Un grupo de expertos a nivel mundial pidió que se modifique el nombre de una afección que afecta a aproximadamente una de cada diez mujeres en edad fértil: el síndrome de ovario poliquístico (SOP). El argumento, publicado en la revista The Lancet, indica que la denominación actual puede ser “confusa” y llevar a diagnósticos tardíos, ya que pone un “excesivo énfasis en los quistes ováricos”, cuando en realidad se trata de un trastorno metabólico complejo y crónico.
Según la declaración de consenso, el nuevo nombre será Síndrome Ovárico Metabólico Poliendócrino (SOMP). La propuesta busca reflejar con mayor precisión las características centrales de esta condición, que afecta al peso, la piel, el metabolismo, el sistema reproductivo y puede tener impacto en la salud mental.

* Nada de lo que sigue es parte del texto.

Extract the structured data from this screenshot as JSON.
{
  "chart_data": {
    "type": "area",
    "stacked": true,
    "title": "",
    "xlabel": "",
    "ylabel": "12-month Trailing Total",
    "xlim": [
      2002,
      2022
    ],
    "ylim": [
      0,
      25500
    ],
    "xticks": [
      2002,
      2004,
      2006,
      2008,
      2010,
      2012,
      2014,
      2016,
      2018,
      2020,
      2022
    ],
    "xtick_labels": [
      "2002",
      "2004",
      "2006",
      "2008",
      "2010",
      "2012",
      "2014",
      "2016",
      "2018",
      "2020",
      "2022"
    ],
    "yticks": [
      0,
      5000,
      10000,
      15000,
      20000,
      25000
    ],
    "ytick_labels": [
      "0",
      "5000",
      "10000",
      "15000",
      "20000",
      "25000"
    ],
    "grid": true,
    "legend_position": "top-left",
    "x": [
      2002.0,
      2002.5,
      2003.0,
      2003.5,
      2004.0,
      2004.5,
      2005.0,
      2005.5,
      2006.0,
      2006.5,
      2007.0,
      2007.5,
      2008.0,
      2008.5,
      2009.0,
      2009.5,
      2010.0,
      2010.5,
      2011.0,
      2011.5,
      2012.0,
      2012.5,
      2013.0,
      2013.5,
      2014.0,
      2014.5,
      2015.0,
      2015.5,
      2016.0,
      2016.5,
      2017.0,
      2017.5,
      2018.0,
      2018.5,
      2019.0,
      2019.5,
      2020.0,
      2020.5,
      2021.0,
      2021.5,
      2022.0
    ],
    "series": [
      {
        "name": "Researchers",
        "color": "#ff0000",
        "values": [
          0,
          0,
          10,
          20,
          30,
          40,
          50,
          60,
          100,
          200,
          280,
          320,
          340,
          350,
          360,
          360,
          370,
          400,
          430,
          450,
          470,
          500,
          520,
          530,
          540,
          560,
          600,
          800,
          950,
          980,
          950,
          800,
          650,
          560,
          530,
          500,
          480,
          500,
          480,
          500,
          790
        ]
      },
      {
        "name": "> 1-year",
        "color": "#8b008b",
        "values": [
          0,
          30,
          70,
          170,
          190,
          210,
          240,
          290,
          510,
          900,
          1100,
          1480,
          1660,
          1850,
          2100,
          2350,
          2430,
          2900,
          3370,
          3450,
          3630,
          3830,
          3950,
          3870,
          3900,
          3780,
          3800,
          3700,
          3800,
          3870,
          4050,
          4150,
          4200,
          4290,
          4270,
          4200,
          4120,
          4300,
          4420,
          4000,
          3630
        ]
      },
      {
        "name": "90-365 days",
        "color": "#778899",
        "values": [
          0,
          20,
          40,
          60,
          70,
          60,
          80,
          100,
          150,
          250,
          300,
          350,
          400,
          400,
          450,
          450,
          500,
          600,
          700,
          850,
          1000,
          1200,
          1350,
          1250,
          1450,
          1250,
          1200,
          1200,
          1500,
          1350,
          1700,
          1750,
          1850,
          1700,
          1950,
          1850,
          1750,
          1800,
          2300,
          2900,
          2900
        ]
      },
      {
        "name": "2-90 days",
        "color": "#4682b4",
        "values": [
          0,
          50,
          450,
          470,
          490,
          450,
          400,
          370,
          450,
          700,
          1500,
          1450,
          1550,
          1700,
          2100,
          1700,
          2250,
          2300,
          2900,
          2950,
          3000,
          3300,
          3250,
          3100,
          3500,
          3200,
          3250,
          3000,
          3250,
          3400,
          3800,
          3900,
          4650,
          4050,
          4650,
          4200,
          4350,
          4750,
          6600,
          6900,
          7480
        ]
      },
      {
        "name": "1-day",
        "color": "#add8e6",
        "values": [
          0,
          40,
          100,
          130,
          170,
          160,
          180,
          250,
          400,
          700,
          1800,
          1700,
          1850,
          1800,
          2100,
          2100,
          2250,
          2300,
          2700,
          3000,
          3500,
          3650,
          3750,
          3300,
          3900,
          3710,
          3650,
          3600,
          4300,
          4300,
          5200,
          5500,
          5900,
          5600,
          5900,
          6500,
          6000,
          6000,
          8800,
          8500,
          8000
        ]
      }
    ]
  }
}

La ginecóloga rosarina Constanza Nazario, especialista en reproducción, explicó a La Capital que el cambio llevará tiempo en llegar a los consultorios. “Tanto en seminarios, congresos como en la actividad cotidiana, los profesionales seguimos usando el nombre anterior. Quienes promovieron la modificación señalan que pueden pasar hasta tres años hasta que el nuevo nombre sea de uso común”, indicó.
Nazario destacó que el cambio apunta a evitar malentendidos: “Al llamarse síndrome de ovario poliquístico, algunos médicos no especialistas pueden no diagnosticarlo o no abordarlo desde todas las áreas necesarias. Muchas pacientes lo relacionan con tener quistes en los ovarios, pero en realidad es un cuadro metabólico”.

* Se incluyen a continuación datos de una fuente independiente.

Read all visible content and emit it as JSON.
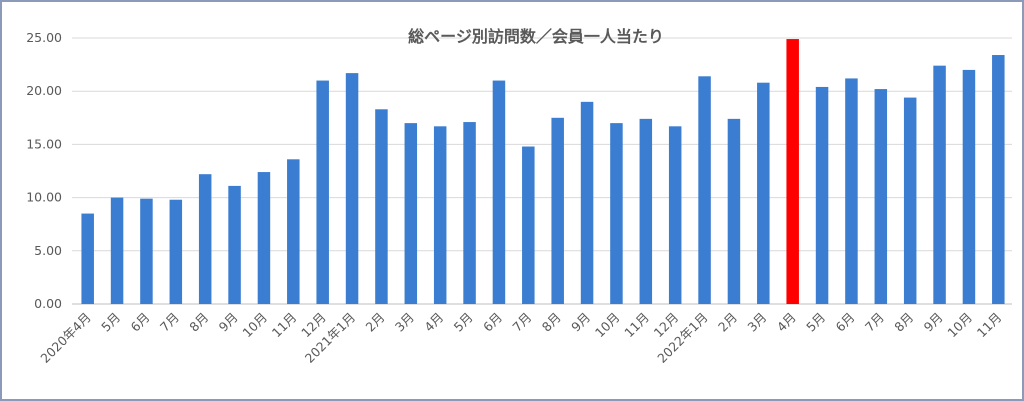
{
  "chart_data": {
    "type": "bar",
    "title": "総ページ別訪問数／会員一人当たり",
    "xlabel": "",
    "ylabel": "",
    "ylim": [
      0,
      25
    ],
    "y_ticks": [
      "0.00",
      "5.00",
      "10.00",
      "15.00",
      "20.00",
      "25.00"
    ],
    "grid": true,
    "legend": "none",
    "categories": [
      "2020年4月",
      "5月",
      "6月",
      "7月",
      "8月",
      "9月",
      "10月",
      "11月",
      "12月",
      "2021年1月",
      "2月",
      "3月",
      "4月",
      "5月",
      "6月",
      "7月",
      "8月",
      "9月",
      "10月",
      "11月",
      "12月",
      "2022年1月",
      "2月",
      "3月",
      "4月",
      "5月",
      "6月",
      "7月",
      "8月",
      "9月",
      "10月",
      "11月"
    ],
    "values": [
      8.5,
      10.0,
      9.9,
      9.8,
      12.2,
      11.1,
      12.4,
      13.6,
      21.0,
      21.7,
      18.3,
      17.0,
      16.7,
      17.1,
      21.0,
      14.8,
      17.5,
      19.0,
      17.0,
      17.4,
      16.7,
      21.4,
      17.4,
      20.8,
      24.9,
      20.4,
      21.2,
      20.2,
      19.4,
      22.4,
      22.0,
      23.4
    ],
    "highlight_index": 24,
    "colors": {
      "bar": "#3b7dd0",
      "highlight": "#ff0000",
      "grid": "#d9d9d9",
      "axis": "#bfbfbf",
      "text": "#595959",
      "border": "#8a9ab8"
    }
  }
}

Una condición que predispone a otras patologías
La especialista aclaró que el SOP (ahora SOMP) “no es una patología, sino una condición que predispone a ciertas patologías”. Para llegar a un diagnóstico se requieren características clínicas específicas, ecografías y análisis de laboratorio. Entre las señales más comunes se encuentran alteraciones del ciclo menstrual, acné, aumento de vello (hirsutismo), sobrepeso y resistencia a la insulina.

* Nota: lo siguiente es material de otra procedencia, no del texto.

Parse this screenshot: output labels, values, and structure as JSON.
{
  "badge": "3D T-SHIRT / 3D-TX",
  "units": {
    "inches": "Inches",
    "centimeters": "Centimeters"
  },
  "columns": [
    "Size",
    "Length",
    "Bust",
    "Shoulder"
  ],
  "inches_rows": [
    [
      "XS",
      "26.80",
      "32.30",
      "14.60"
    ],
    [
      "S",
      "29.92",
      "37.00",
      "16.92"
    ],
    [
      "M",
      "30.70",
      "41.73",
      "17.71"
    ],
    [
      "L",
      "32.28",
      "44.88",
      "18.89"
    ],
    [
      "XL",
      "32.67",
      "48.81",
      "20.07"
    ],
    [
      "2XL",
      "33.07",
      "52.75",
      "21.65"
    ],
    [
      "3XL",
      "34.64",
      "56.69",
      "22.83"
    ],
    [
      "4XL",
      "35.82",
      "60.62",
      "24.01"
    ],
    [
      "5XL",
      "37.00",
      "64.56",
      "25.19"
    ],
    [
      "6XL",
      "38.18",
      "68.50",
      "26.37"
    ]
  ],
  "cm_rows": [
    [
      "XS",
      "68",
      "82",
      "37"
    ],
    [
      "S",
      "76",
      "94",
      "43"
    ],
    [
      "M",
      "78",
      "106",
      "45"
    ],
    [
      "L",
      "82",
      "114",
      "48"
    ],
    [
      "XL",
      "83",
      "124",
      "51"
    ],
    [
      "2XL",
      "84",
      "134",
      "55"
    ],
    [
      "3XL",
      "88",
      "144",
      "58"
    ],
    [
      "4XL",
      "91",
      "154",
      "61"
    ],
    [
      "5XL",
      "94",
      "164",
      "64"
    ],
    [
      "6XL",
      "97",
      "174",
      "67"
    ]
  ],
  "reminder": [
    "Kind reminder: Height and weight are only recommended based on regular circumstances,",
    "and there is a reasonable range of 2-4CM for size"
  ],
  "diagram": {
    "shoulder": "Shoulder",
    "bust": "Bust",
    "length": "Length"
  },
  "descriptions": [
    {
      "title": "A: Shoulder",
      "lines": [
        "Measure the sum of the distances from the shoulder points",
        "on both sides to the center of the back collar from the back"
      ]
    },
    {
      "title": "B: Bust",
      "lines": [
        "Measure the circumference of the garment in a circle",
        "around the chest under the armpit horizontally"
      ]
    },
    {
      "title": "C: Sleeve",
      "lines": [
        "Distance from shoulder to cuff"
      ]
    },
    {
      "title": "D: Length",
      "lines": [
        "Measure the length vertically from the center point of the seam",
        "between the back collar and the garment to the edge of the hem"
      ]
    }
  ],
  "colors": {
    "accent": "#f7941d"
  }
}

En cuanto a la fertilidad, Nazario señaló que “no significa que no puedan lograr un embarazo. Está muy extendido en la población que puede ser así, y genera mucho temor y angustia. Es importante analizar cada caso”. Además, remarcó la importancia de un diagnóstico temprano: “Es clave tener un panorama claro desde la adolescencia, ya que a veces llegan pacientes con esta condición de larga data y se han sumado complicaciones metabólicas”.